Karl strikes a figure as intriguing as one of Barbora's paintings. In his 30s, lean and muscled, tattooed from stem to stern, his hair worn in a Viking-esque topknot with shaved sides, he nonetheless wears nerdy glasses and a sensitive, almost shy demeanor. Karl is fascinated by art and has collected a few small pieces himself here and there, and has a creative background as a old-school style carpenter.
The posing sessions give way to coffee and conversation, which soon move past the subject of the missing paintings, as they open up and find a lot in common. There's no mistaking the attraction between them, though both Barbora and Karl are in relationships with other people. The settle for the title of friends, and things go on.
Director Benjamin Ree hops around in time, showing their intimacy together, then rewinding to follow just one of his subjects in the period before, then fast-forwarding to months or even years later. They lose touch, reconnect, share food and intimate secrets about themselves, and so on.
We see the terrible urge that keeps pulling at Karl, and his almost pathological need to seek ways to harm himself. His favorite is to steal cars and crash them, and finally this pastime lands him in the hospital, and then in prison, for a considerable amount of time.
Still, Barbora is there for Karl, though she has troubles of her own. Her boyfriend is vexed by the friendship with Karl, without ever saying so, and Barbora's pathological need to constantly be painting. She'll spend money on paints and cigarettes but ignore the rent three months overdue.
Despite her calm, Earth-mother manner, there's a deeper layer of self-destructiveness in Barbora that mirrors Karl's.
It seems both Barbora and Karl are continually caught in spastic cycles of up and down, and they can't ever be up at the same time.

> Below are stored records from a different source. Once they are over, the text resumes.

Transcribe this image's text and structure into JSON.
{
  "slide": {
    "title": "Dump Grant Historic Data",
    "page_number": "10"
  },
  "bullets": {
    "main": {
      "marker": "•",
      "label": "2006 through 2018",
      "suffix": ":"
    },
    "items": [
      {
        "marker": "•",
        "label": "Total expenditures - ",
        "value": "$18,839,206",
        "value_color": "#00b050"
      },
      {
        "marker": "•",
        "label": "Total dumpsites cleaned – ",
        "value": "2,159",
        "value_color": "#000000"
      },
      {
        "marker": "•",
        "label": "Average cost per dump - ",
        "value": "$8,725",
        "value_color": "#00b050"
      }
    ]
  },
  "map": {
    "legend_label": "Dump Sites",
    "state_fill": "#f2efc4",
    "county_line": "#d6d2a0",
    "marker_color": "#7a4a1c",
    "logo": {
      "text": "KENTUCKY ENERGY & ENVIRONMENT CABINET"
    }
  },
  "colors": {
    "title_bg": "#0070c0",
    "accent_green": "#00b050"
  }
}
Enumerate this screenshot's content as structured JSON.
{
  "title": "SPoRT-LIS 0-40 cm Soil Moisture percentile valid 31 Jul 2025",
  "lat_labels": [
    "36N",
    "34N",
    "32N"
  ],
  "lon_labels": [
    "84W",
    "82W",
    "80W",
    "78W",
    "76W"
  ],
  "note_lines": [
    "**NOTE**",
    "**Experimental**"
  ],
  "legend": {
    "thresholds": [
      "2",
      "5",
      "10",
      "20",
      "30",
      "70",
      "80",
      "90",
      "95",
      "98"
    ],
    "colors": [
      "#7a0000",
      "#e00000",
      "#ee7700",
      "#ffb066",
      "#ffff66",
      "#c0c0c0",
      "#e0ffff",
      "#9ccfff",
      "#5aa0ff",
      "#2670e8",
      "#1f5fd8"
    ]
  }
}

It's a fascinating, slightly disturbing look at two seemingly very different people who share a lot more than either might care to admit.
I have to say I'm a bit skeptical of how this film was produced. It contains footage of things that Ree couldn't possibly have been around to shoot, such as the creation of the two paintings that will be stolen. Presumably Barbora filmed herself painting. Is this part of her normal process? If so, that needs to be shown and explored.
We also have a scene of her buying groceries and having her card declined for lack of funds. How could the director happen to be there to film this? Was he in the habit of following her around on mundane tasks to see if something interesting would happen? Is there footage of 40 other grocery story runs where she paid without incident?
It's all a little too neat.
I'm not sure what I'm alleging. I won't go so far as to say I think the entire documentary is a sham. But I wouldn't be surprised if Barbora and Karl's meetings were scheduled precisely so they could be filmed. My guess is their odd relationship is entirely legitimate, but the act of watching it unfold feels like a deliberately self-reflexive act.
Still, hoax or not, it's a compelling cinematic journey. Could we be friends with someone who callously struck at the heart of the thing we love most? If a person destroyed the last two months of movie reviews I wrote, would I have the strength of soul to offer curiosity and understanding instead of anger?
I'm not sure, and the unknowable mystery of this question is why "The Painter and the Thief" is such a compelling vision.